Seguramente, los primeros lectores de esta novela, publicada en 1925, deben haber experimentado un verdadero desánimo ante el inicio tan inocuo, tan desprovisto de épica, porque tal vez ya habían leído a otro inglés como Charles Dickens que, en su novela Casa lúgubre, en las primeras líneas señala: “Hay tanto lodo en las calles como si las aguas hubiesen retrocedido de nuevo de la faz de la Tierra, y no resultase sorprendente toparse con un megalosauro”, y compararla con la primera línea de La señora Dalloway: “La señora Dalloway dijo que ella misma se encargaría de comprar las flores.
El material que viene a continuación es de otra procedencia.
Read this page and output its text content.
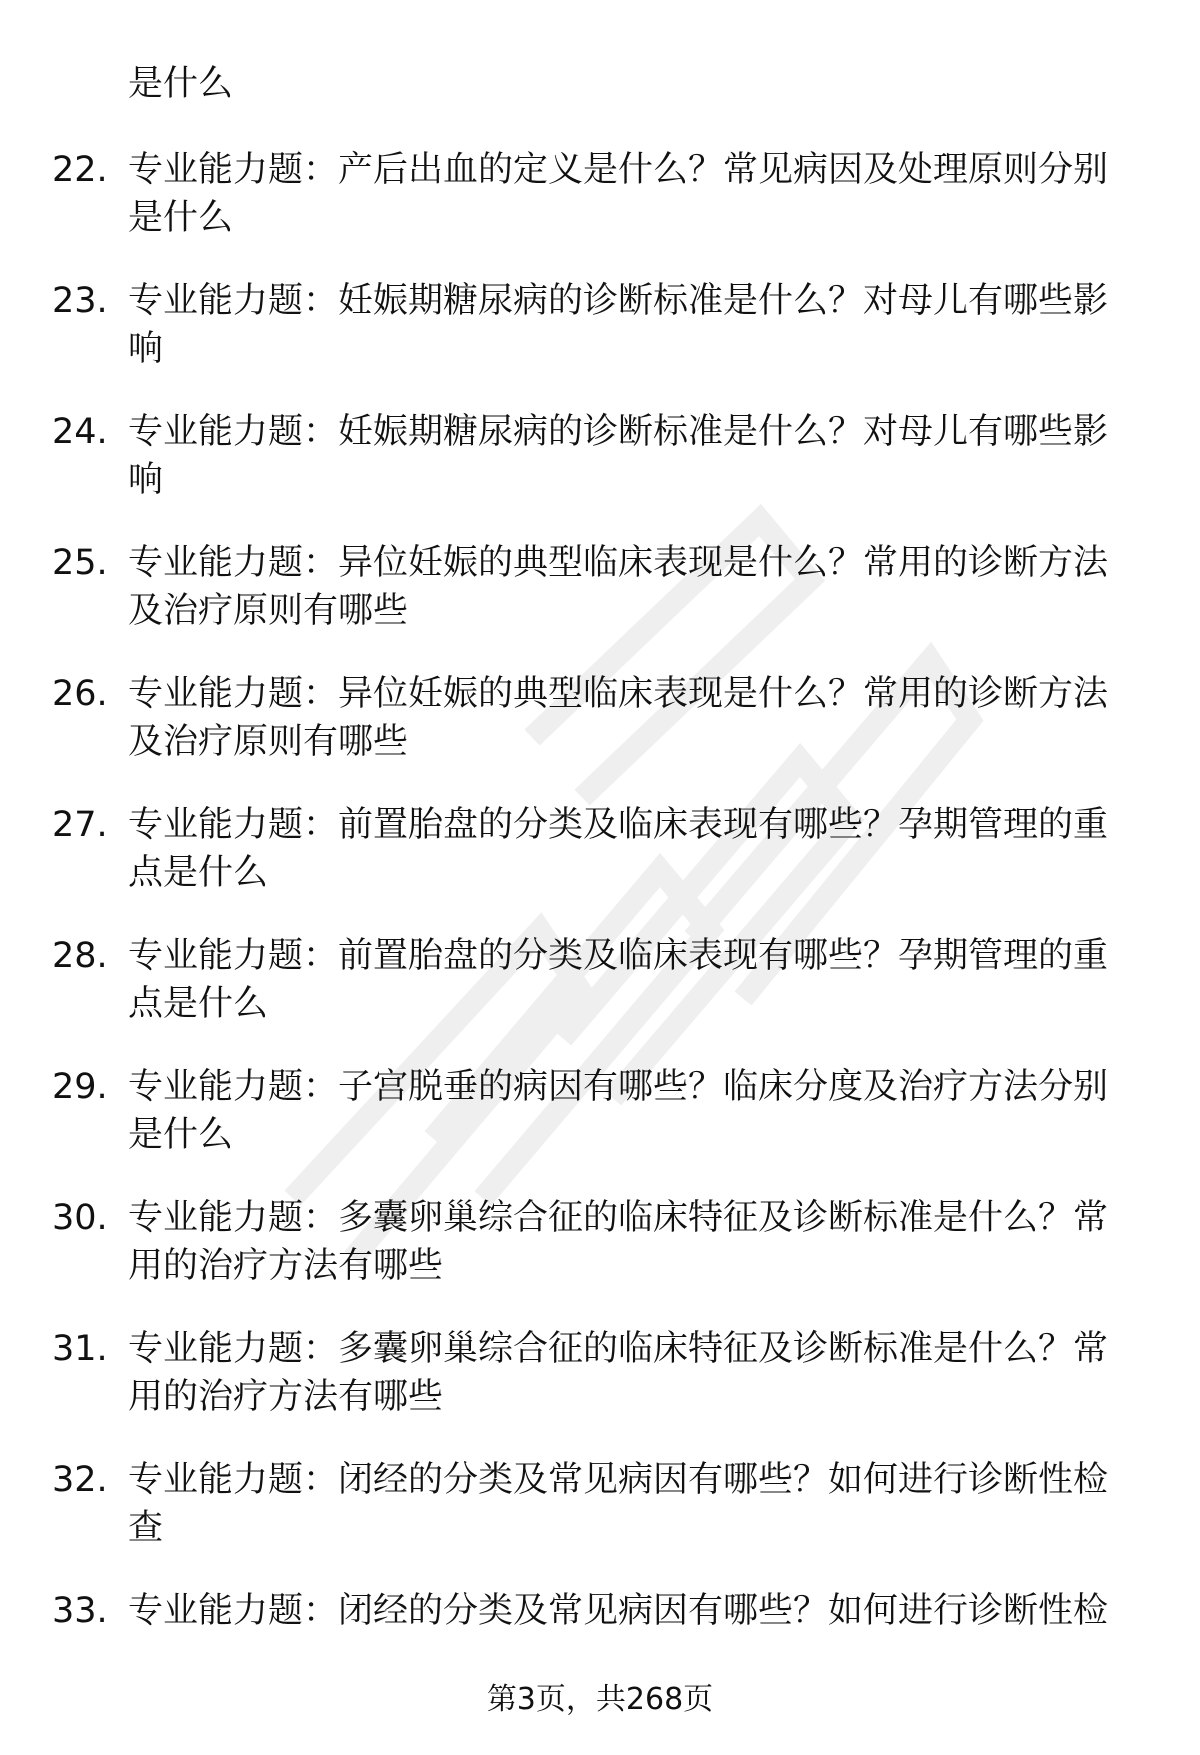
是什么

22. 专业能力题：产后出血的定义是什么？常见病因及处理原则分别是什么
23. 专业能力题：妊娠期糖尿病的诊断标准是什么？对母儿有哪些影响
24. 专业能力题：妊娠期糖尿病的诊断标准是什么？对母儿有哪些影响
25. 专业能力题：异位妊娠的典型临床表现是什么？常用的诊断方法及治疗原则有哪些
26. 专业能力题：异位妊娠的典型临床表现是什么？常用的诊断方法及治疗原则有哪些
27. 专业能力题：前置胎盘的分类及临床表现有哪些？孕期管理的重点是什么
28. 专业能力题：前置胎盘的分类及临床表现有哪些？孕期管理的重点是什么
29. 专业能力题：子宫脱垂的病因有哪些？临床分度及治疗方法分别是什么
30. 专业能力题：多囊卵巢综合征的临床特征及诊断标准是什么？常用的治疗方法有哪些
31. 专业能力题：多囊卵巢综合征的临床特征及诊断标准是什么？常用的治疗方法有哪些
32. 专业能力题：闭经的分类及常见病因有哪些？如何进行诊断性检查
33. 专业能力题：闭经的分类及常见病因有哪些？如何进行诊断性检
第3页，共268页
Sí, ya que Lucy tenía trabajo más que suficiente”. La historia se inicia en una soleada mañana de 1923 y terminará ese mismo día, tiempo de sobra para que el virtuosismo de Virginia Woolf, logre retratar esa sociedad londinense, burguesa y pos victoriana, que intenta evadir el tedio de la honestidad.
Ese día Clarissa Dalloway dará una fiesta, por eso irá a comprar flores, ningún detalle debe quedar sin atender, se complace de sus costumbres, siente que su alma corresponde a una mujer de dieciocho años, pero ya tiene cincuenta, una hija adolescente y un marido respetable, y amistades que no faltan a sus invitaciones, y también un viejo amigo que en la juventud quiso casarse con ella, se llama Peter Walsh, dos años mayor y rememora esos tiempos de juventud, en un diálogo deslavado con Clarissa mientras ella descansa en un diván, y su marido, Richard, almuerza con una buena amiga y ella no fue invitada. Si la escritora se hubiese desplegado únicamente en esta faceta de la sociedad inglesa, no habría pasado de ser una buena anécdota muy bien escrita. Pero obviamente no es así, porque nos introduce debajo de las apariencias de Clarissa que se siente “repentinamente marchita, avejentada, sin pecho”, y luego el narrador interpreta sus actos, “dando sin cesar aquellas fiestas, diciendo tonterías, frases en las que no creía, con lo que se le embotaba la mente y perdía discernimiento”.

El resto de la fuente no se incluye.